Monday, December 12, 2011

New Year's Resolution...blah,blah,blah...

It's that time of year again...time to make my New Year's Resolution.  This year I'm not going to vow to lose weight or get healthy.  Those are too cliche for me.  As a matter of fact, the regulars at the gym hate this time of year.  It's the time of year that OUR gym is taken over by the "new year's resolutionists"!  Our parking lots are always full, our treadmills are all taken and our classes are crowded.  This usually lasts from January until March then the crowd starts clearing.  Very few newbies last much longer than that. LOL!  Four years ago on New Year's Day I joined the gym.  Yes, it was open!  I had my orientation and evaluation that day.  I remember stepping on the scale and seeing that number for the first time...225!  I knew it was bad but didn't know it was THAT bad.  I had gained 40 lbs in 9 months which is almost what I gained when I was pregnant with Bryson but this time there was no baby...just a lot of chocolate chip cookie dough to blame.  How does someone gain 40 lbs and not realize it?  Stretchy pants and a lot of denial!  I look at pictures from back then and I want to cry.  I don't even look like myself.  I looked like "fat Monica" from Friends.


The Jennifer I see in those pictures was very sad even though she had an incredible smile on her face.  She had a great job, a beautiful child, a wonderful husband...the perfect life but was miserable.  I was most definitely an Eeyore back then always focusing on what everyone else had instead of appreciating what I had.  I was a people pleaser trying to make everyone happy but myself.  The sad thing is it took my mother dying at age 50 for me to realize that life is too short to be unhappy.

The Christmas before my mom died, before we even knew she was sick, I remember her telling me about her New Year's Resolution.  She said, "This year I'm going to start doing things for myself.  I have spent my entire life doing things for my husband, children and my entire family but I never do anything for myself.  That is getting ready to change."  I will always remember those words.  Unfortunately, my mom died in March that year so she never got a chance to do anything for herself.

My New Year's Resolution this year is not to lose weight or get healthy...blah,blah,blah...it's to do things that make ME happy.

Sunday, December 11, 2011

I want to be SUPERMAN!

I just finished reading one of my favorite books of all time "The Last Lecture" by Randy Pausch.  If you haven't read it, you should.  The author wrote this book of "life lessons" for his three very young children after he was diagnosed with pancreatic cancer and given less than a year to live.

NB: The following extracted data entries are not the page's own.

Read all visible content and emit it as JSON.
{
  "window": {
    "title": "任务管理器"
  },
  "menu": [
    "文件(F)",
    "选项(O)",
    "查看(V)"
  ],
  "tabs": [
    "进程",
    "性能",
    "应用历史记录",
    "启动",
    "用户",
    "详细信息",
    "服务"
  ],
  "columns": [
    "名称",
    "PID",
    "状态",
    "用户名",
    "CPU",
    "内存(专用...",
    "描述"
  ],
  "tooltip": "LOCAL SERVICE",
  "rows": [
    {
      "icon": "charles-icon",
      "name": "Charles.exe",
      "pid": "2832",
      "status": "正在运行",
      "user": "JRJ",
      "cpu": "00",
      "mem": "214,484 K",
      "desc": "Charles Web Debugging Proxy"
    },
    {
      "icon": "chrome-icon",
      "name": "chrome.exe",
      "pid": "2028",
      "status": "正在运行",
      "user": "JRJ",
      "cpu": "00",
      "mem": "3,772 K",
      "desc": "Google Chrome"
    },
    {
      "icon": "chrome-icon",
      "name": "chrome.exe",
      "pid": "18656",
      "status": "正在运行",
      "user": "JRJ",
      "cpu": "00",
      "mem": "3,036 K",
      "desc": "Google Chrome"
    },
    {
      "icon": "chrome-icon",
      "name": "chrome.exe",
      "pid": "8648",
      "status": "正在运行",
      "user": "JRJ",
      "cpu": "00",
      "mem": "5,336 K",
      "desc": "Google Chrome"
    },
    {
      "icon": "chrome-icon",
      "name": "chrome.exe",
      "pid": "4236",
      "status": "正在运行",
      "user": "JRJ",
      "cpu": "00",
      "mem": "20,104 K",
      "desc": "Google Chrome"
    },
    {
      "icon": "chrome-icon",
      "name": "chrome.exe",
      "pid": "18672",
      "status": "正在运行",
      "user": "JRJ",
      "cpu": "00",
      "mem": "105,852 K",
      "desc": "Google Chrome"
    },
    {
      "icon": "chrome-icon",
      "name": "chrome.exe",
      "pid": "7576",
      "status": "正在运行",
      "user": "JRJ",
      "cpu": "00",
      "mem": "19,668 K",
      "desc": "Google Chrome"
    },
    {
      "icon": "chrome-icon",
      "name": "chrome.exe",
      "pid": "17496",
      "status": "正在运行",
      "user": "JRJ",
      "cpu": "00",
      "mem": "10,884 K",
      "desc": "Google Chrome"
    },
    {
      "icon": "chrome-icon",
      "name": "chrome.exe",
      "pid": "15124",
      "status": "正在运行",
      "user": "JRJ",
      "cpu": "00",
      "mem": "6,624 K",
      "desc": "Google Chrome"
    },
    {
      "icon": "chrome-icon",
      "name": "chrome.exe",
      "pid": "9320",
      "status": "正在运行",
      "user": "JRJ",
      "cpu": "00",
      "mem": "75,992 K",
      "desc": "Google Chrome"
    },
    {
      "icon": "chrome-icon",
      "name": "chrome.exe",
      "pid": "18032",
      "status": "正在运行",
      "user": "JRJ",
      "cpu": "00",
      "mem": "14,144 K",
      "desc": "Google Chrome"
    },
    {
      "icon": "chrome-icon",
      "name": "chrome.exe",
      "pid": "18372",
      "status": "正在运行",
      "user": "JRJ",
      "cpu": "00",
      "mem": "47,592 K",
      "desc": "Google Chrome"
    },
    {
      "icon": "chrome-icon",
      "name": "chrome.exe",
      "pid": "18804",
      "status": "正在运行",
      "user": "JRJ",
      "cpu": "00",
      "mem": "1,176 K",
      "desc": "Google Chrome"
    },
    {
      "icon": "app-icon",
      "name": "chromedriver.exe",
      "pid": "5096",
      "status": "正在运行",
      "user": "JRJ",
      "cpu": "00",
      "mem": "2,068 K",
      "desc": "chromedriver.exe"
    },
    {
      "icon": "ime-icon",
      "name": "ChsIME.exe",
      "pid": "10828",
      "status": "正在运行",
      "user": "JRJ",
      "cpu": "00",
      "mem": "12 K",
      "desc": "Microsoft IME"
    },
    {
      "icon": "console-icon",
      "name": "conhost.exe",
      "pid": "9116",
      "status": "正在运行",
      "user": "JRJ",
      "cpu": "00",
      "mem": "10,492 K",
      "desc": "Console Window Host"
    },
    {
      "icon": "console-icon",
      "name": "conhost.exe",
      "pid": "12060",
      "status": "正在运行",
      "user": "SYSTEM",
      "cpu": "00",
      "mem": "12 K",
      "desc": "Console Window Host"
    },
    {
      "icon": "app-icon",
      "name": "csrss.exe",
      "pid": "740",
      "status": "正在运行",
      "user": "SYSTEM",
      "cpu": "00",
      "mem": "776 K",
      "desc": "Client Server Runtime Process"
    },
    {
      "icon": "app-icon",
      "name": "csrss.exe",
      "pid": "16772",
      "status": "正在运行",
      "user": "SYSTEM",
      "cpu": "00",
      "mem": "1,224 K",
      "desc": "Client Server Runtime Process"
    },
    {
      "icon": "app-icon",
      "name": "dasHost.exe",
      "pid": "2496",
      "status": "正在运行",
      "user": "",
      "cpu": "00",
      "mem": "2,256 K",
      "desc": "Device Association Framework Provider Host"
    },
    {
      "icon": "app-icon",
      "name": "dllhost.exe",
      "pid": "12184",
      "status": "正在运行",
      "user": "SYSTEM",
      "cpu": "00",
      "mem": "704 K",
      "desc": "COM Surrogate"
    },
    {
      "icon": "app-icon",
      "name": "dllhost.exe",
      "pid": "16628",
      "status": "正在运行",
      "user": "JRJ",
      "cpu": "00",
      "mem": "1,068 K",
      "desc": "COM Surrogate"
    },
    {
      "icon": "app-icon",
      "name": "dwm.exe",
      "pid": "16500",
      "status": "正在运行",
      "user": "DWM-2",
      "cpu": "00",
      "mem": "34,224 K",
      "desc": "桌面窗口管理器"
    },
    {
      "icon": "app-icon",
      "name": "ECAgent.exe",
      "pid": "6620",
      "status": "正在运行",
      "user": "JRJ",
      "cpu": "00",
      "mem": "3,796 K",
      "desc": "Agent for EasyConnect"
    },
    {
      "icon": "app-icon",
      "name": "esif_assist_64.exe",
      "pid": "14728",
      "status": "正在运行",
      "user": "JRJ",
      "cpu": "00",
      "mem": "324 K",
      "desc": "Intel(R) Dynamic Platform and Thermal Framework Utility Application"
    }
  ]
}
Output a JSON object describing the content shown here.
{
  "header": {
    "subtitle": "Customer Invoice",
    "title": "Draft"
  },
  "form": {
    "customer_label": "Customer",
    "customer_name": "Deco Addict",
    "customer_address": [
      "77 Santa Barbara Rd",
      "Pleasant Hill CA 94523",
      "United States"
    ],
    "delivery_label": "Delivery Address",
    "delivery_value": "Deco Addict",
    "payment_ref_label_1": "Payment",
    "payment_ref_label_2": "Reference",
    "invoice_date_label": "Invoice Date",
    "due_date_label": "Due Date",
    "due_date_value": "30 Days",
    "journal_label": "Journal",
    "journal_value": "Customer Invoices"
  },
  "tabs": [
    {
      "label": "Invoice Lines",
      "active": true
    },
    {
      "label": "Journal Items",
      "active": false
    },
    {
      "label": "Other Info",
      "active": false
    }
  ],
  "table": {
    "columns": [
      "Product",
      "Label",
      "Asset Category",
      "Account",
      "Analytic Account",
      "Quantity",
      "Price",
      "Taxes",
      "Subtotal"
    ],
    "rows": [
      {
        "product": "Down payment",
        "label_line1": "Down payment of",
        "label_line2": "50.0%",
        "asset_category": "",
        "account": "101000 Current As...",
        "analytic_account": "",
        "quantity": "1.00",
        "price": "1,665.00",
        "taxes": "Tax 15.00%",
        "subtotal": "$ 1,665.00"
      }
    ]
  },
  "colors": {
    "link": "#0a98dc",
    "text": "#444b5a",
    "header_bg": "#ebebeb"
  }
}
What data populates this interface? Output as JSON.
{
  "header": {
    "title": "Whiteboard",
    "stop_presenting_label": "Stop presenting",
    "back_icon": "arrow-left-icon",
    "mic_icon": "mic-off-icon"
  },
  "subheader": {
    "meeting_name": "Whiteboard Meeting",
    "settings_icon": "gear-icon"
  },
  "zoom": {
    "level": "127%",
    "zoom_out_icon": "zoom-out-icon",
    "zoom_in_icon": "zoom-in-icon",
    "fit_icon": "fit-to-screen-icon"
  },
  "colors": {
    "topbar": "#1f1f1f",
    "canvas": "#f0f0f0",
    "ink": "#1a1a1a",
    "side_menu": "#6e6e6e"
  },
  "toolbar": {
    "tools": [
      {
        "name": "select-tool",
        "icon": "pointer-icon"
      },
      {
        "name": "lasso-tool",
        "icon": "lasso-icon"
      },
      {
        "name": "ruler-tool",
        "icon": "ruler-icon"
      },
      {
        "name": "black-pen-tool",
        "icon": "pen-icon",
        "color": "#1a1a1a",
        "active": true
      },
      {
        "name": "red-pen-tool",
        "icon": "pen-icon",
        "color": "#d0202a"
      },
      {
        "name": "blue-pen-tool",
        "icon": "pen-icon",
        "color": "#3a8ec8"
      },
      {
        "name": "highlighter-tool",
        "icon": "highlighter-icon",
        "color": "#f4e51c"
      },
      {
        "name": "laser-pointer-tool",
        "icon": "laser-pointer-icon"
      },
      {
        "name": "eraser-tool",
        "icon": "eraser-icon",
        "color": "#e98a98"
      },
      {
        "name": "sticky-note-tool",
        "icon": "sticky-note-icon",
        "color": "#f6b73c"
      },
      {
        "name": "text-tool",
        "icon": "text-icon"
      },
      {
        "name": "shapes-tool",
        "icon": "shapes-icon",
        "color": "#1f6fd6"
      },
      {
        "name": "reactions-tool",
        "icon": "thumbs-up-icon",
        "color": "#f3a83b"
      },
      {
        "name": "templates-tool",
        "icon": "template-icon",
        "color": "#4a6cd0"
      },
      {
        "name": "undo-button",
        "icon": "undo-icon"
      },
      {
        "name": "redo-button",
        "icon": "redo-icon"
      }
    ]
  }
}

One chapter asks "Are you a fun-loving Tigger or a down in the dumps Eeyore?"  This reminded me of when my brother was about eight years old.  He had a dirt bike that he loved to ride on a track that he and my mom cleared across the street from their house.  He decided one day that he wanted to add a jump to the track.  He and my mom worked for a week digging and piling up dirt to build a huge jump.  When they were finished Logan was too scared to try it.  My mother got on Logan's dirt bike, drove it around  the track and gave it gas just as she approached the jump.  She and the dirt bike flew through the air.  She jumped so high her legs flew out to either side and her body lifted completely off of the seat.  Logan was amazed.  He screamed, "Mom, you looked like SUPERMAN!"

When my mother died several years later my grandmother, brother and I were at the hospital with her.  My grandmother asked Logan what his best memory of mom was and he said the time when mom made that jump on my dirt bike and looked like SUPERMAN!

I often wonder what Bryson will remember most about me.  I hope he will remember me as a mom that took him on a helium balloon ride at Disney or a mom that hiked waterfalls with him in the mountains or jumped waves with him at the beach, or paddled with him while white water rafting or showed him how to go crabbing with chicken necks or a mom that rode the biggest, scariest roller coaster sitting right next to him in the seat.  I want him to remember me as SUPERMAN!

Thursday, December 01, 2011

1 month down, the rest of my life to go!

My first month is over.  I have lost 15 pounds and have already worn my goal jeans twice this week!  I've dropped two sizes and I actually had a temper tantrum earlier this week because every article of clothing I put on was too big.  Usually I have the opposite problem.

I'm still following phase 1, the most restrictive phase but sometimes I do add an apple as my afternoon snack.  I've decided to stick to it as long as it's working and I don't feel deprived.  Maybe eventually I will start adding more foods back but right now it's been really easy to stay with it.

I am within 1 pound of my goal weight and have already reached my goal size but I have to remind myself that I am not finished.  I will NEVER be finished.  I will always have to be aware of what I eat and how hard I workout.  I am not "being hard on myself" or "not recognizing my accomplishments" as many friends have said.  I have recognized my accomplishments and I am VERY proud of myself.  I have worked really hard to get here.  I am smaller now than I was in middle school and it feels amazing!  But the moment I feel like I am done is the moment that I will quit and I don't want that for myself.  I've done that too many times before and I deserve better this time.  This is not a 50 yard dash, this is an ULTRA marathon that will last the rest of my life.